Por Gonzalo Trinidad Valtierra
Dos botellas de caña nicaragüense. Un café tomado por asalto a las dos de la mañana. Música. Y dos amigos, tan fundamentales como lo fueron para Aristóteles. Uno de ellos duerme en el suelo del café. El otro conduce su automóvil gris, a exceso de velocidad, por las calles solitarias y oscuras de la ciudad.
Unas horas antes nos encontrábamos los tres en una cabina de radio, con la primera botella de caña y unas cervezas. Transmitiendo en vivo y picándole las costillas al exceso. Deseando que nublara nuestro juicio. A pesar de ser mitad de la semana uno anhela que algo pase; algo que nos exima de la rutina y nos obligue a sentir que vivir no es sólo trabajar, tener familia, estudiar o lo que sea que constituya la vida de cada persona.
La salud de los excesos. Ese tónico que reanima el alma, el alcohol. A veces doloroso en la forma que llamamos: resaca, también puede ser una vía de acceso al autoconocimiento. Por lo menos es más digno de encomio que todo el espiritualismo empaquetado y a la venta estilo siglo XXI. A través de la resaca el hombre mide sus fuerzas con los dioses oscuros.
El horror es el componente que más exacerba el sentimiento de estar vivos. Despertar con la mente y la mirada obnubiladas. Preguntarse, sin llegar, en muchas ocasiones, a encontrar la respuesta: ¿Qué carajos hice ayer? Por un momento uno se siente capaz, y casi culpable, de haber cometido actos deleznables, crímenes, afrentas contra lo que, en condiciones normales (no beodas), sería digno de nuestra admiración y respeto.
Así es como muchos hombres y mujeres atentan contra lo que más aman, o creen amar.

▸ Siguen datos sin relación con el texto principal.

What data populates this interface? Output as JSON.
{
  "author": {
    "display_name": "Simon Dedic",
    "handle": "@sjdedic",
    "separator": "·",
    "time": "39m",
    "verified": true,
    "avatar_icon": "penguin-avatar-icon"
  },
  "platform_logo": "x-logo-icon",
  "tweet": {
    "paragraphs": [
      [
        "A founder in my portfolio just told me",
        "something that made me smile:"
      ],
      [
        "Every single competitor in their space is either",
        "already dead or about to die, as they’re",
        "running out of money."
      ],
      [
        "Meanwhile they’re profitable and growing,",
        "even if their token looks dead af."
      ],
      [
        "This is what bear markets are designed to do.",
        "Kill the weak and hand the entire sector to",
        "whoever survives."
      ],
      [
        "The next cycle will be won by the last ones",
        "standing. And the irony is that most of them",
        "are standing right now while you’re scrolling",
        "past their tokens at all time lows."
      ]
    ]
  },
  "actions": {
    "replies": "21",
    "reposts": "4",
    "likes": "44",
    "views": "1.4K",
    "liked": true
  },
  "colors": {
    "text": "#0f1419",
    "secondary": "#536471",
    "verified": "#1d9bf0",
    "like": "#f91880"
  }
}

Hombres violentos. Mujeres irascibles y vengativas. Padres abyectos. Hijas desalmadas. Mierda, orines y vómito también son sustancias humanas. Con ella también puede expresarse el amor y el odio. Y toda la gama de sinsabores y arrebatos entre un extremo y otro.
Me despierto y penetra en mi mente, como agujas, la mente de Roberto de la Cruz. Todos los hombres cometen crímenes, deformando naturalezas humanas, destruyendo moralmente a una esposa, a un subalterno, a un rival —pero no todos se atreven a hacerlo derramando sangre—. Quizá el peor de los crímenes es contra uno mismo.
Que algo pase. Que algo haya pasado. ¿O está pasando en este momento algo cuyo primer movimiento yo desaté? Todo con tal de no volver a la rutina, la odiosa y miserable rutina. Aunque también pienso que aun para el asesino más salvaje su locura es rutinaria. También los hombres que viven al margen del mundo viven vidas aburridas. En eso consiste la sentencia pronunciada contra la humanidad. Sobre sus hombros pesa el universo y sin embargo no pueden alcanzar las estrellas.
He visto hombres que en un segundo se vuelven contra sus amigos en un arranque de furia. He visto peleas entre hermanos. Mujeres que apuñalan por la espalda a su marido. Y todo esto no lo harían si no estuvieran acicateados por el alcohol. Es su grito de desesperación. Su llamada de auxilio. Su forma de salir de la prisión de sus vidas.
También hay seres malvados que no necesitan un aliciente para cometer un crimen. Muchas veces lo he pensado. Al despertar en mi cuarto inundado de una luz blanca, con la memoria hecha jirones, tratando de recordar la noche anterior, la idea de haber cometido un crimen inunda mi mente como la luz inunda el cuarto.
A mi alrededor el aire está en calma. Poco a poco vuelven a mí los recuerdos, mezclados con la caña, de lo que ocurrió. Nada fuera de lo normal. La misma rutina de siempre. De cada miércoles. Con la diferencia de que esta vez el exceso pudo más que la voluntad. Un verdadero ebrio haría lo mismo sin la complicidad de los amigos. Entonces pienso en mi debilidad. En mi falta de decisión. Mis pocas agallas. Mi pusilánime reflejo en el espejo lo confirma. Parece decirme: Tu victoria sobre la rutina no es nada. Tus excesos están registrados dentro del orden de lo establecido. No has vencido a los dioses oscuros. No has roto tus cadenas. Es hora de ir a trabajar.